Auch, wenn man Wacken nicht zum ersten Mal erlebt hat, das hier, Wacken 2012, vermittelte einen Eindruck vom Ende der Welt, es war die naturgestützte Inszenierung einer frivolen Apokalypse. Die muntere Stretta vor dem Finale. Und während die alten Prügler von Overkill ihren Thrash Metal in guter, solider Arbeit abliefern, schießen angesichts dieses Ambientes einige der letzten Verse aus Shakespeares "King Lear" in den Kopf: "Is this the promis'd end? Or image of that horror?" Ist das jetzt das versprochene Ende? Oder ein Bild jenes Horrors?
Alljährlich um das erste Augustwochenende herum kommen die Menschen aus allen Teilen der Erde zum größten Heavy-Metal-Festival der Welt nach Wacken, es ist das inzwischen größte 3-Tage-Open-Air-Festival Deutschlands. Angeblich waren in diesem Jahr etwa 100.000 Besucher dort. Wacken ist ein für die Festivalzeit völlig überlaufener, notorisch von seinen Besuchern überforderter Ort, eher ein Dorf als eine Kleinstadt in Schleswig-Holstein, nordwestlich von Itzehoe. Warum ausgerechnet dieses ländliche Kaff im Jahr 1990 zum Austragungsort dieses Festivals erkoren wurde, tut hier nichts zur Sache. Darüber ist schon ein mehrfach ausgezeichneter Dokumentarfilm entstanden: "Full Metal Village" aus dem Jahr 2005.
Zum 23. Mal also überrollten die Fremden diese ländlich herbe Gemeinde. Und sofort transformierten sie den Ort in das, was Francis Ford Coppola in "Apocalypse Now" als bizarren Dschungelstaat des Colonel Curtz gezeichnet hat. Hier bildet er sich spontan aus der anarchischen Truppe der Angereisten, die bereit sind, die körperlichen Strapazen des richtig harten Feierns auf sich zu nehmen. Es gibt gemeinsame Codes, Zeichen der Verständigung und des Einvernehmens, der großen Rücksichtnahme, der Höflichkeit und des Respekts vor dem Anderen. Es gibt Rituale und unsichtbare Regeln, die jedem der Versprengten, diesen globalen Söldnern des Sounds, einleuchten und bekannt sind. Man hält sich daran.

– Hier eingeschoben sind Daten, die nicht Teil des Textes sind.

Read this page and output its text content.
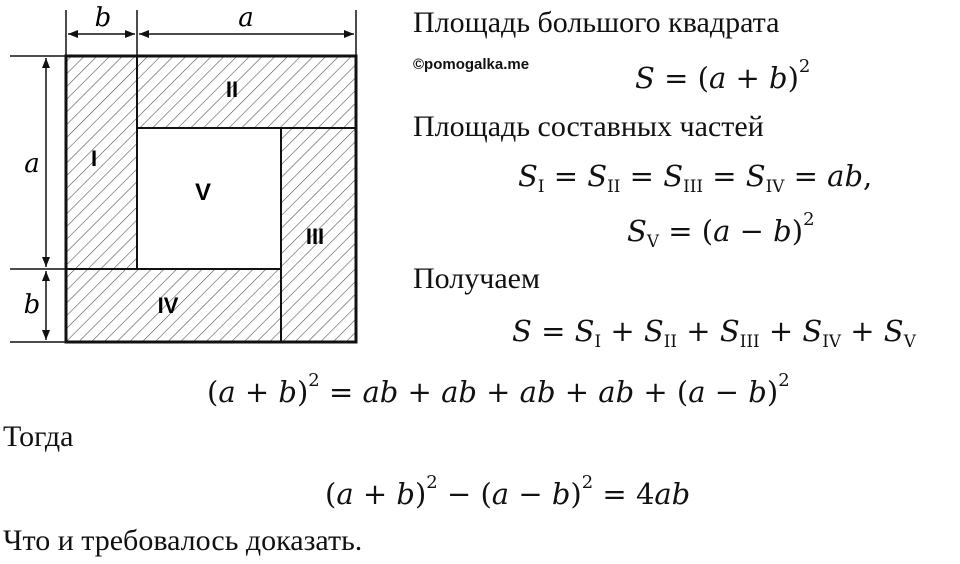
b	a
a
b
I
II
III
IV
V
©pomogalka.me
Площадь большого квадрата
$S = (a + b)^2$
Площадь составных частей
$S_I = S_{II} = S_{III} = S_{IV}$ = ab,
$S_V = (a - b)^2$
Получаем
$S = S_I + S_{II} + S_{III} + S_{IV} + S_V$
$(a + b)^2$ = ab + ab + ab + ab + $(a - b)^2$
Тогда
$(a + b)^2 - (a - b)^2 = 4ab$
Что и требовалось доказать.
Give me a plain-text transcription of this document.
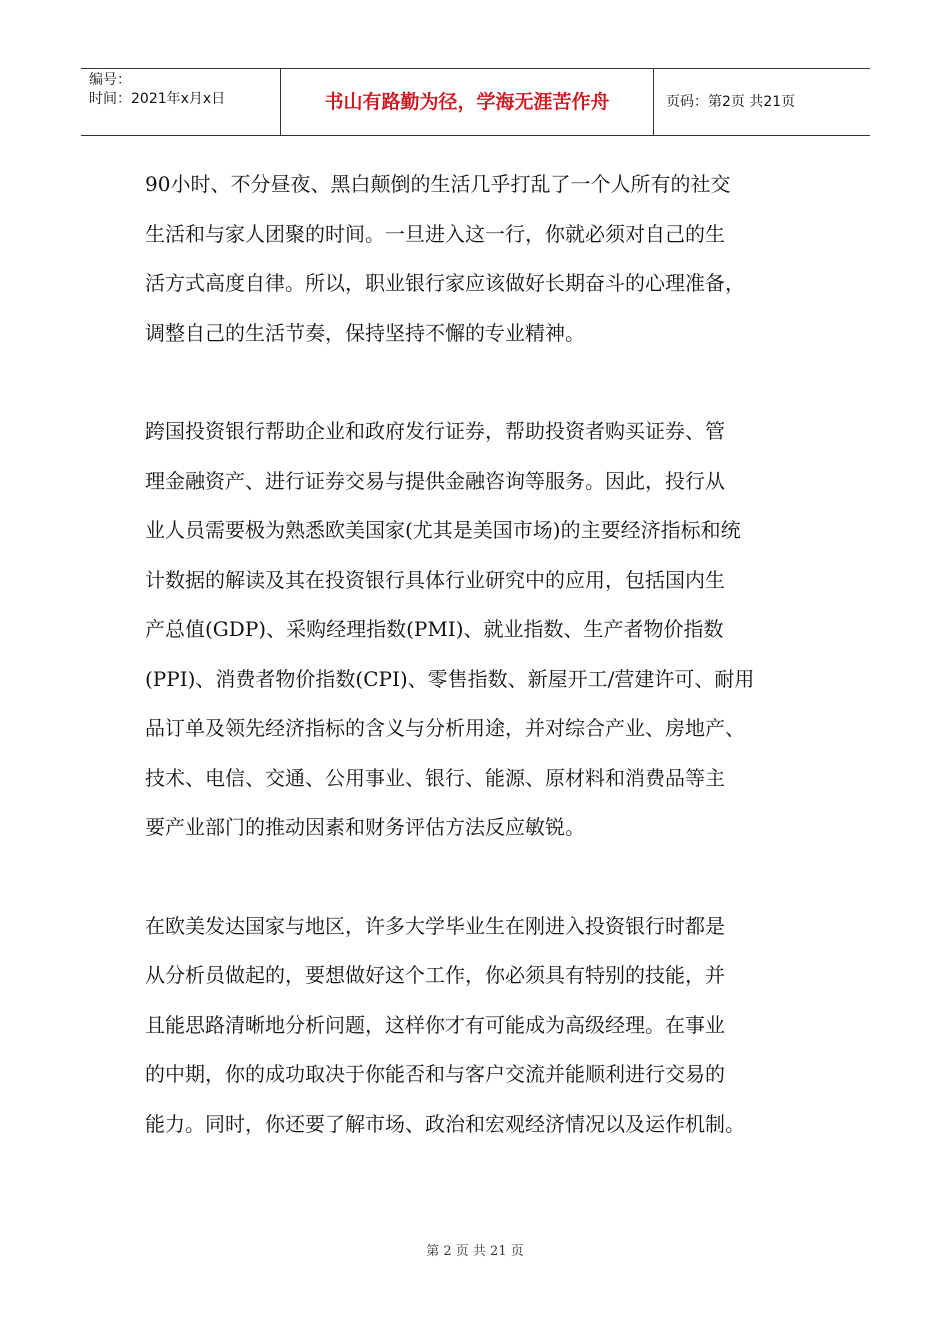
编号：
时间：2021年x月x日	书山有路勤为径，学海无涯苦作舟	页码：第2页 共21页

90小时、不分昼夜、黑白颠倒的生活几乎打乱了一个人所有的社交

生活和与家人团聚的时间。一旦进入这一行，你就必须对自己的生

活方式高度自律。所以，职业银行家应该做好长期奋斗的心理准备，

调整自己的生活节奏，保持坚持不懈的专业精神。

跨国投资银行帮助企业和政府发行证券，帮助投资者购买证券、管

理金融资产、进行证券交易与提供金融咨询等服务。因此，投行从

业人员需要极为熟悉欧美国家(尤其是美国市场)的主要经济指标和统

计数据的解读及其在投资银行具体行业研究中的应用，包括国内生

产总值(GDP)、采购经理指数(PMI)、就业指数、生产者物价指数

(PPI)、消费者物价指数(CPI)、零售指数、新屋开工/营建许可、耐用

品订单及领先经济指标的含义与分析用途，并对综合产业、房地产、

技术、电信、交通、公用事业、银行、能源、原材料和消费品等主

要产业部门的推动因素和财务评估方法反应敏锐。

在欧美发达国家与地区，许多大学毕业生在刚进入投资银行时都是

从分析员做起的，要想做好这个工作，你必须具有特别的技能，并

且能思路清晰地分析问题，这样你才有可能成为高级经理。在事业

的中期，你的成功取决于你能否和与客户交流并能顺利进行交易的

能力。同时，你还要了解市场、政治和宏观经济情况以及运作机制。

第 2 页 共 21 页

Einem wirklich Außenstehenden aber kommt das gesamte Ambiente: die Atmosphäre im okkupierten Dorf und auf den davorliegenden Äckern des Festivalgeländes, die viel Haut freilassenden Outfits, die unsichtbaren Ordnungen und Bräuche, die marodierten Camp-Grounds, die irren Buden und Stände, das Schwarz der Bühnen, des Bodens und des Himmels, diese gleichzeitige Nonchalance und Richtungslosigkeit und die unfassbare Lautstärke, all das kommt dem Außenstehenden vor wie eine andere, unwirkliche Welt.
Es ist, wie es in Kleists "Marionettentheater" heißt: "So findet sich auch, wenn die Erkenntnis gleichsam durch ein Unendliches gegangen ist, die Grazie wieder ein. Allerdings, das ist das letzte Kapitel von der Geschichte der Welt." Ja, es hat viel von letztem Kapitel und der Grazie überwundener Erkenntnis. Es ist nur hier und Jetzt. Seine Sinnlosigkeit ist seine Zwecklosigkeit. Oder sagen wir es platt: Diesem apokalyptischen, alterslosen Traum fehlt ein Oberst Curtz, der alles zusammenhält.
Das stimmt nicht ganz: Der Rang, den Curtz einnimmt, wird abwechselnd besetzt von einer der über 130 Bands, die von donnerstags bis in den frühen Sonntagmorgen auf drei zentralen und mehreren kleineren Seitenbühnen fast ununterbrochen spielen. Nein, nicht spielen, sie schuften hart. Bei aller Lautstärke, es ist präzises und schnelles Arbeiten der Metallverarbeitenden Musikindustrie. Sie arbeitet an Licht und Effekten, am Sound, an der Intonation der Stimme, an der Pyrotechnik, also an der professionellen Abarbeitung dessen, was hier zu geschehen hat. Auch wenn man nichts versteht, weil es so laut ist. Wer mitsingt, hat die Platte im Ohr, nicht das Geräusch vor der Nase.